There is a lot of buzz in the news regarding the shortfall of gas tax revenues needed to fund many of our city’s most critical road projects. Today, I want to add another piece to the puzzle: Kentucky’s outdated road funding model.
When determining how to dole out the state gas tax, the current calculator distributes revenue with 18.3 % going to county road aid, 22.2% going to rural secondary aid, and 7.7% going to municipal road aid. The county and rural secondary programs (40.7%) are divided by what is known as the “formula of the fifths”—1/5 equally, 1/5th by rural population, 1/5th by rural road miles and 2/5th’s by rural land area. The municipal road aid program is based solely on the total urban population.

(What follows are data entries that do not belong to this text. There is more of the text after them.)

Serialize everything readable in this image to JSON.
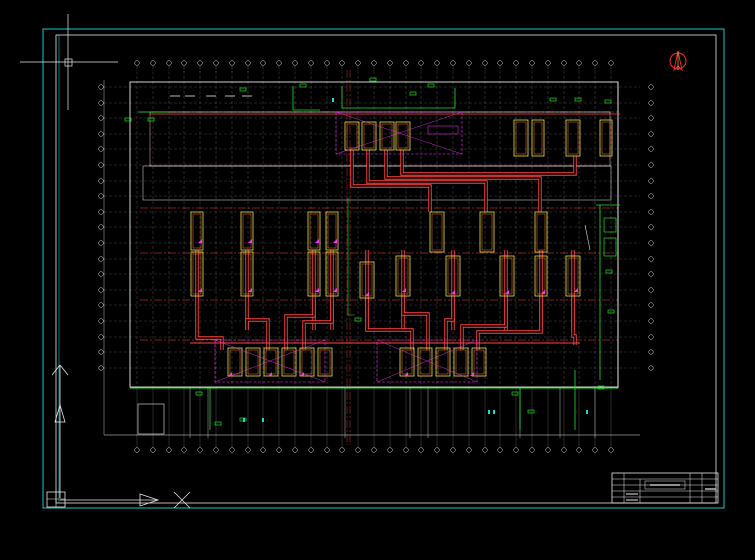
{
  "drawing": {
    "background": "#000000",
    "colors": {
      "frame": "#19c8c8",
      "wall": "#e8e8e8",
      "grid_axis": "#ff3c3c",
      "duct": "#ff4444",
      "equipment": "#e8e04a",
      "pipe_green": "#22e022",
      "magenta": "#ff33ff",
      "axis_bubble": "#e8e8e8",
      "text_cyan": "#20d8d8",
      "north": "#ff3030"
    },
    "icons": {
      "north_arrow": "north-arrow-icon",
      "ucs": "ucs-axis-icon",
      "crosshair": "crosshair-icon"
    }
  },
  "title_block": {
    "rows": [
      "",
      "",
      "",
      "",
      ""
    ],
    "stamp": ""
  }
}
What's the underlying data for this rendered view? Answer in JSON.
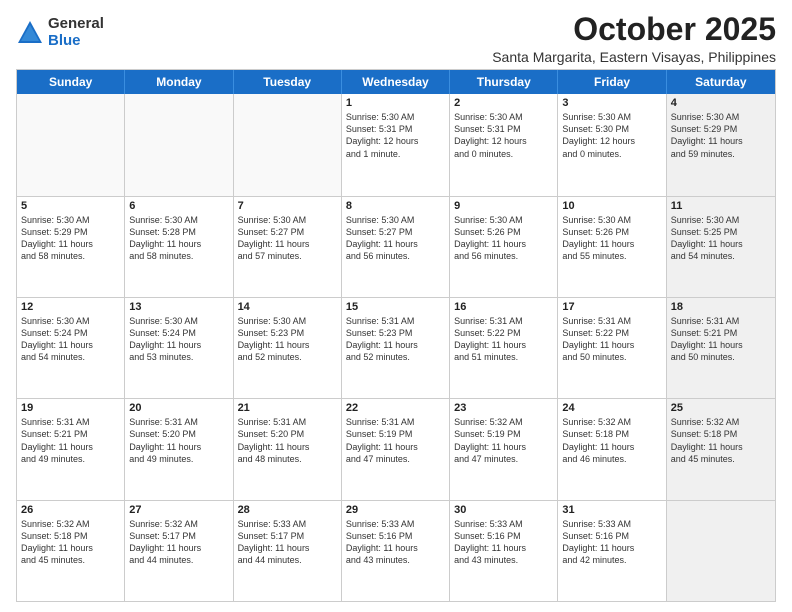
{
  "logo": {
    "general": "General",
    "blue": "Blue"
  },
  "title": "October 2025",
  "subtitle": "Santa Margarita, Eastern Visayas, Philippines",
  "weekdays": [
    "Sunday",
    "Monday",
    "Tuesday",
    "Wednesday",
    "Thursday",
    "Friday",
    "Saturday"
  ],
  "weeks": [
    [
      {
        "day": "",
        "empty": true
      },
      {
        "day": "",
        "empty": true
      },
      {
        "day": "",
        "empty": true
      },
      {
        "day": "1",
        "line1": "Sunrise: 5:30 AM",
        "line2": "Sunset: 5:31 PM",
        "line3": "Daylight: 12 hours",
        "line4": "and 1 minute."
      },
      {
        "day": "2",
        "line1": "Sunrise: 5:30 AM",
        "line2": "Sunset: 5:31 PM",
        "line3": "Daylight: 12 hours",
        "line4": "and 0 minutes."
      },
      {
        "day": "3",
        "line1": "Sunrise: 5:30 AM",
        "line2": "Sunset: 5:30 PM",
        "line3": "Daylight: 12 hours",
        "line4": "and 0 minutes."
      },
      {
        "day": "4",
        "line1": "Sunrise: 5:30 AM",
        "line2": "Sunset: 5:29 PM",
        "line3": "Daylight: 11 hours",
        "line4": "and 59 minutes.",
        "shaded": true
      }
    ],
    [
      {
        "day": "5",
        "line1": "Sunrise: 5:30 AM",
        "line2": "Sunset: 5:29 PM",
        "line3": "Daylight: 11 hours",
        "line4": "and 58 minutes."
      },
      {
        "day": "6",
        "line1": "Sunrise: 5:30 AM",
        "line2": "Sunset: 5:28 PM",
        "line3": "Daylight: 11 hours",
        "line4": "and 58 minutes."
      },
      {
        "day": "7",
        "line1": "Sunrise: 5:30 AM",
        "line2": "Sunset: 5:27 PM",
        "line3": "Daylight: 11 hours",
        "line4": "and 57 minutes."
      },
      {
        "day": "8",
        "line1": "Sunrise: 5:30 AM",
        "line2": "Sunset: 5:27 PM",
        "line3": "Daylight: 11 hours",
        "line4": "and 56 minutes."
      },
      {
        "day": "9",
        "line1": "Sunrise: 5:30 AM",
        "line2": "Sunset: 5:26 PM",
        "line3": "Daylight: 11 hours",
        "line4": "and 56 minutes."
      },
      {
        "day": "10",
        "line1": "Sunrise: 5:30 AM",
        "line2": "Sunset: 5:26 PM",
        "line3": "Daylight: 11 hours",
        "line4": "and 55 minutes."
      },
      {
        "day": "11",
        "line1": "Sunrise: 5:30 AM",
        "line2": "Sunset: 5:25 PM",
        "line3": "Daylight: 11 hours",
        "line4": "and 54 minutes.",
        "shaded": true
      }
    ],
    [
      {
        "day": "12",
        "line1": "Sunrise: 5:30 AM",
        "line2": "Sunset: 5:24 PM",
        "line3": "Daylight: 11 hours",
        "line4": "and 54 minutes."
      },
      {
        "day": "13",
        "line1": "Sunrise: 5:30 AM",
        "line2": "Sunset: 5:24 PM",
        "line3": "Daylight: 11 hours",
        "line4": "and 53 minutes."
      },
      {
        "day": "14",
        "line1": "Sunrise: 5:30 AM",
        "line2": "Sunset: 5:23 PM",
        "line3": "Daylight: 11 hours",
        "line4": "and 52 minutes."
      },
      {
        "day": "15",
        "line1": "Sunrise: 5:31 AM",
        "line2": "Sunset: 5:23 PM",
        "line3": "Daylight: 11 hours",
        "line4": "and 52 minutes."
      },
      {
        "day": "16",
        "line1": "Sunrise: 5:31 AM",
        "line2": "Sunset: 5:22 PM",
        "line3": "Daylight: 11 hours",
        "line4": "and 51 minutes."
      },
      {
        "day": "17",
        "line1": "Sunrise: 5:31 AM",
        "line2": "Sunset: 5:22 PM",
        "line3": "Daylight: 11 hours",
        "line4": "and 50 minutes."
      },
      {
        "day": "18",
        "line1": "Sunrise: 5:31 AM",
        "line2": "Sunset: 5:21 PM",
        "line3": "Daylight: 11 hours",
        "line4": "and 50 minutes.",
        "shaded": true
      }
    ],
    [
      {
        "day": "19",
        "line1": "Sunrise: 5:31 AM",
        "line2": "Sunset: 5:21 PM",
        "line3": "Daylight: 11 hours",
        "line4": "and 49 minutes."
      },
      {
        "day": "20",
        "line1": "Sunrise: 5:31 AM",
        "line2": "Sunset: 5:20 PM",
        "line3": "Daylight: 11 hours",
        "line4": "and 49 minutes."
      },
      {
        "day": "21",
        "line1": "Sunrise: 5:31 AM",
        "line2": "Sunset: 5:20 PM",
        "line3": "Daylight: 11 hours",
        "line4": "and 48 minutes."
      },
      {
        "day": "22",
        "line1": "Sunrise: 5:31 AM",
        "line2": "Sunset: 5:19 PM",
        "line3": "Daylight: 11 hours",
        "line4": "and 47 minutes."
      },
      {
        "day": "23",
        "line1": "Sunrise: 5:32 AM",
        "line2": "Sunset: 5:19 PM",
        "line3": "Daylight: 11 hours",
        "line4": "and 47 minutes."
      },
      {
        "day": "24",
        "line1": "Sunrise: 5:32 AM",
        "line2": "Sunset: 5:18 PM",
        "line3": "Daylight: 11 hours",
        "line4": "and 46 minutes."
      },
      {
        "day": "25",
        "line1": "Sunrise: 5:32 AM",
        "line2": "Sunset: 5:18 PM",
        "line3": "Daylight: 11 hours",
        "line4": "and 45 minutes.",
        "shaded": true
      }
    ],
    [
      {
        "day": "26",
        "line1": "Sunrise: 5:32 AM",
        "line2": "Sunset: 5:18 PM",
        "line3": "Daylight: 11 hours",
        "line4": "and 45 minutes."
      },
      {
        "day": "27",
        "line1": "Sunrise: 5:32 AM",
        "line2": "Sunset: 5:17 PM",
        "line3": "Daylight: 11 hours",
        "line4": "and 44 minutes."
      },
      {
        "day": "28",
        "line1": "Sunrise: 5:33 AM",
        "line2": "Sunset: 5:17 PM",
        "line3": "Daylight: 11 hours",
        "line4": "and 44 minutes."
      },
      {
        "day": "29",
        "line1": "Sunrise: 5:33 AM",
        "line2": "Sunset: 5:16 PM",
        "line3": "Daylight: 11 hours",
        "line4": "and 43 minutes."
      },
      {
        "day": "30",
        "line1": "Sunrise: 5:33 AM",
        "line2": "Sunset: 5:16 PM",
        "line3": "Daylight: 11 hours",
        "line4": "and 43 minutes."
      },
      {
        "day": "31",
        "line1": "Sunrise: 5:33 AM",
        "line2": "Sunset: 5:16 PM",
        "line3": "Daylight: 11 hours",
        "line4": "and 42 minutes."
      },
      {
        "day": "",
        "empty": true,
        "shaded": true
      }
    ]
  ]
}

The “formula of the fifths” was created in 1948 when a much larger portion of the state was considered rural. As a result, the formula favors less densely populated counties. According to the Kentucky League of Cities, 61% of vehicle miles traveled each year are on rural roads while local urban roads account for 39%. Yet rural counties receive 85% of road aid funds while urban areas receive only 15%.
A closer look reveals the formulas to be increasingly outdated. First, none of the formulas — municipal road aid, county road aid or rural secondary — take into account lane miles, traffic volume or other measures related to use or maintenance needs. These formulas work to discourage growth and impede economic development. County and rural secondary formulas penalize all counties that are growing rapidly, since more of their population is considered urban.
GLI supports HB 289, sponsored by Representative Arnold Simpson (D-65) to combine the three current programs into one “Local Road Aid Program” and allocate funds based on a new “formula of thirds”. The proposed formula would split funds based on 1/3 population, 1/3 road miles and 1/3 land area. The bill has been assigned to the House Appropriations and Revenue Committee, where it is awaiting a hearing.
When the road aid formula was written more than 65 years ago, its focus made sense. Now, more than 50% of Kentuckians reside in larger towns and cities and the wear and tear on urban roads has increased accordingly. That is why Frankfort should revise the road funding formulas for a fair allocation to local governments with higher traffic areas. GLI believes that this should be done by including elements of road usage in road aid allocations.